Débuts au Casino de Lyon

J'arrivais à Lyon. D'immenses affiches annonçaient l'ouverture du Casino avec une artiste "des Variétés" de Paris. Je mourais de nervosité à l'idée de mes premiers essais de "chanteuse" ; mais j'avais une telle confiance dans l'avenir.

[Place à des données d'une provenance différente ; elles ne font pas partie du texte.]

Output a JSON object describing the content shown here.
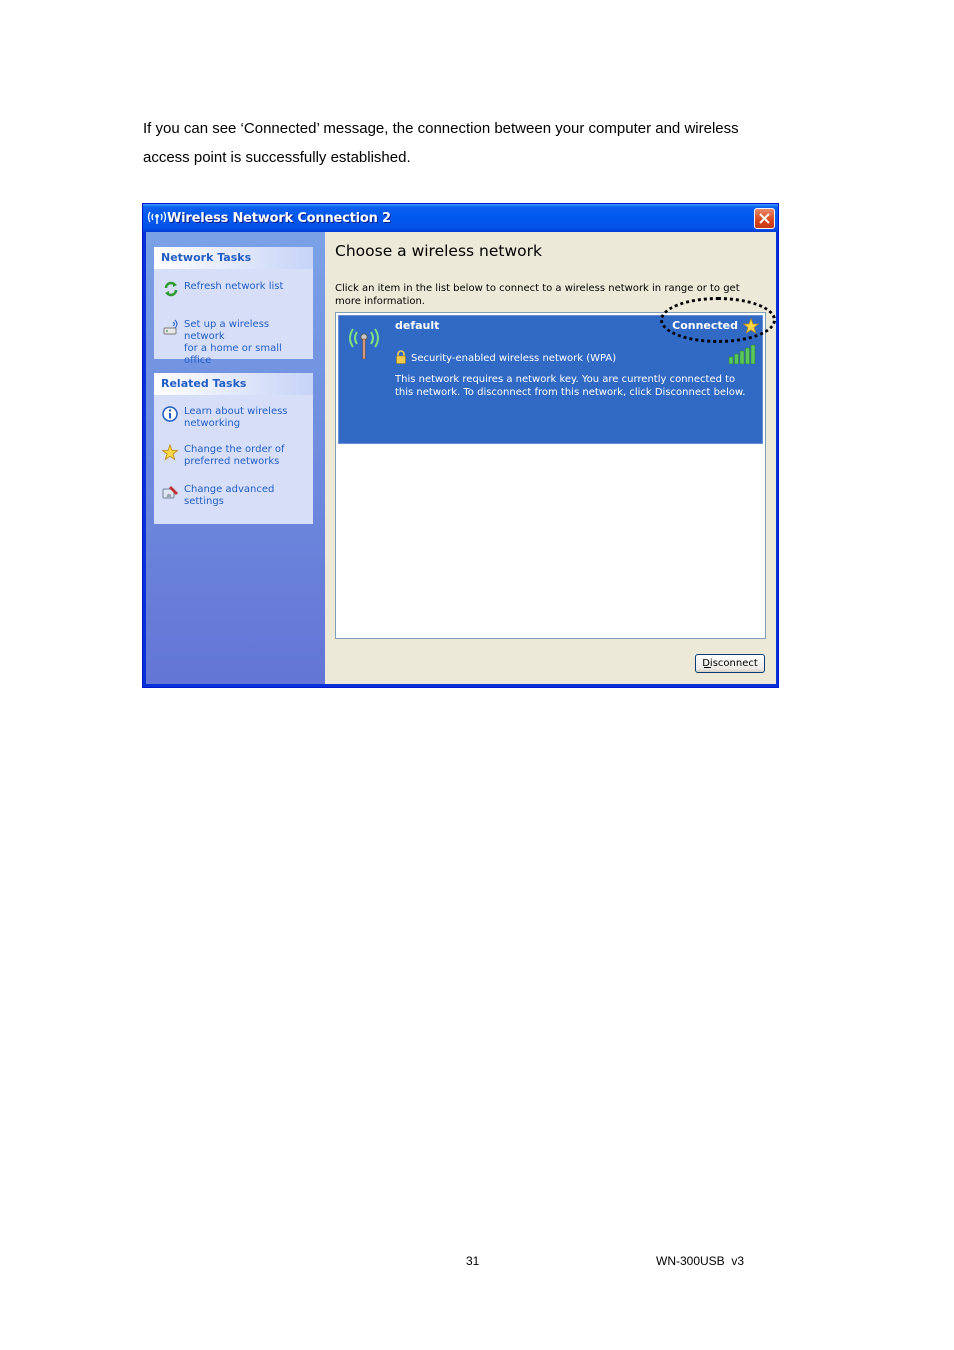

Le soir arriva... Je vins en scène habillée superbement d'une robe brodée de perles fines, avec laquelle j'avais joué ma dernière comédie au théâtre des Variétés, et je commençais dans la coulisse à trembler, en entendant les applaudissements fantastiques que le public (composé en partie d'étudiants) accordait à une chanteuse qui dépassait toutes les limites de la vulgarité, et dans ses gestes, et dans sa voix, et dans tout ce qu'elle débitait, hurlant une espèce de musique de bastringue. Les étudiants chantaient avec elle, et faisaient un tapage infernal ; chaque fois qu'elle sortait de scène, ils l'acclamaient, la réclamaient.

Elle, suante, haletante, son opulente poitrine inondée, ses bras tout rouges de chaleur, était comme un gros homard, les yeux hors de la tête, avec, sur le front, une frange de cheveux noirs crêpés comme du crin. Jamais je n'ai pu me rappeler son nom, mais jamais je n'oublierai la tristesse infinie qui, ce soir-là, descendit dans mon cœur ; j'étais ébahie, stupéfiée, et par elle, et par ce public ; alors, ce serait ça le café-concert ? mon Dieu ! mon Dieu !...

De la coulisse, je me rendais compte de l'orgueil joyeux de la grosse dame, qui évidemment était au ciel, car à la fin, parlant argot, elle dit en épongeant sa sueur : "Bien vrai ! y en a pas beaucoup qui "m'dégoteront" ce soir !" Et ce fut vrai, personne n'eut ce soir-là autant de succès qu'elle.

Après la grosse dame vint un petit chanteur qui, l'hiver, en pleine saison, chantait à l' Eldorado de Paris. Je me rappelais avoir vu souvent son nom sur les affiches et programmes ; il avait la spécialité des chansons à refrains tyroliens ; lui aussi, venu pour faire l'ouverture du Casino de Lyon, devait après faire sa rentrée à l' Eldorado. Il s'appelait Wély et c'était une étoile de demi-grandeur des cafés-concerts.

Il entra en scène et chanta. Il s'agissait d'une dame qui était jolie, se déshabillait dans une cabine de bain, pendant qu'un indiscret la regardait par le petit trou de la porte. C'était la chanson idiote, mêlée des troulalaïtous de sa tyrolienne, et accompagnée de gestes sans paroles, ne laissant aucun doute sur les rondeurs détaillées minutieusement de la Vénus.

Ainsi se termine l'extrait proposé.